Así se fotografiaba a las víctimas de asesinatos a inicios de 1900.
Puede verse la sangre, pero sólo la imaginación nos dirá que su color es de un rojo intenso...
La conciencia del mal nace con nosotros. Al nacer conocemos la orfandad, nos sentimos arrojados a un mundo extraño. Descubrimos al mal, primero, al sentirnos en un mundo inhospitalario, indiferente; después, en la agresión de los otros contra nosotros o en nuestra agresividad contra ellos. Antes conocíamos el rostro terrible de los verdugos, pero la técnica no tiene rostro (...)

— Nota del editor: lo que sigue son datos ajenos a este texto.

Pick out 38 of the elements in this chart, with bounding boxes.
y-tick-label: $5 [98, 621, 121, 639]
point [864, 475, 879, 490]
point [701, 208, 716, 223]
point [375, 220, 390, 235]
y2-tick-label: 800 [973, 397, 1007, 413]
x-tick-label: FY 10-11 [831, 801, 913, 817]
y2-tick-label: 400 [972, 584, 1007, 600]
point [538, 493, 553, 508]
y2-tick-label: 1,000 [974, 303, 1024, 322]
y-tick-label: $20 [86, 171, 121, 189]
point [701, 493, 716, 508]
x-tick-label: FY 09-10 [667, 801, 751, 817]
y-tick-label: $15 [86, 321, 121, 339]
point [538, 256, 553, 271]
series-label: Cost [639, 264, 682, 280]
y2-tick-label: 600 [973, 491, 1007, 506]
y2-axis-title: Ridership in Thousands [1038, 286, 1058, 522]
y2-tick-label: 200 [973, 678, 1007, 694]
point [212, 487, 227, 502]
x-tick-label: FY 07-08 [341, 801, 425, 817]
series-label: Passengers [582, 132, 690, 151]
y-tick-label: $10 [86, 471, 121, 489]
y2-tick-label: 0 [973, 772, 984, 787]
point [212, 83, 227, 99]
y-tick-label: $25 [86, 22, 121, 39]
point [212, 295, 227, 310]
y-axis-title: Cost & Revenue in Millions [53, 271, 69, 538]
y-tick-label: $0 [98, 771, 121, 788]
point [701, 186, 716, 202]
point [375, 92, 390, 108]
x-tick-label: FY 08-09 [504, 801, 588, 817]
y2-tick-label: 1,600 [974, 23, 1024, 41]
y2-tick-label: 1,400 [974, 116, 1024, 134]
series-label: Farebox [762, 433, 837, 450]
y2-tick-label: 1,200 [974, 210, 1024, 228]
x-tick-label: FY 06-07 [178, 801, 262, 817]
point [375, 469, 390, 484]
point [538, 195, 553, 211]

El mal aparece sobre la Tierra con los hombres. Por esto es inseparable de la Historia. Lo que distingue al hombre del resto de los animales es la conciencia, más o menos clara, de ser libre. Incluso los que creen en la fatalidad, al obedecerla, realizan, en cierto modo, un acto libre. ¿O será a la inversa y cuando pensamos ser libres, obedecemos a la necesidad? No lo sé. El nudo entre libertad y fatalidad es inextricable. El secreto del mal, su misterio, está en ese nudo. Pues bien, creamos en la fatalidad o en la libertad, somos siempre responsables de nuestros actos. Por esto, nadie es inocente, ni siquiera los santos o los héroes. Por esto también es imposible acabar con el Mal: es parte del hombre, como el Bien. A diferencia de las otras criaturas terrestres, nosotros sabemos que nuestros actos son buenos o malos; de ahí que a veces tengamos remordimientos. Nuestro único recurso es reconocer la existencia de los otros, nuestros semejantes. Dañar al otro es, de alguna manera, dañarse a uno mismo. El origen de los grandes crímenes reside en la aparición de ideologías que negaron la humanidad de razas y clases enteras.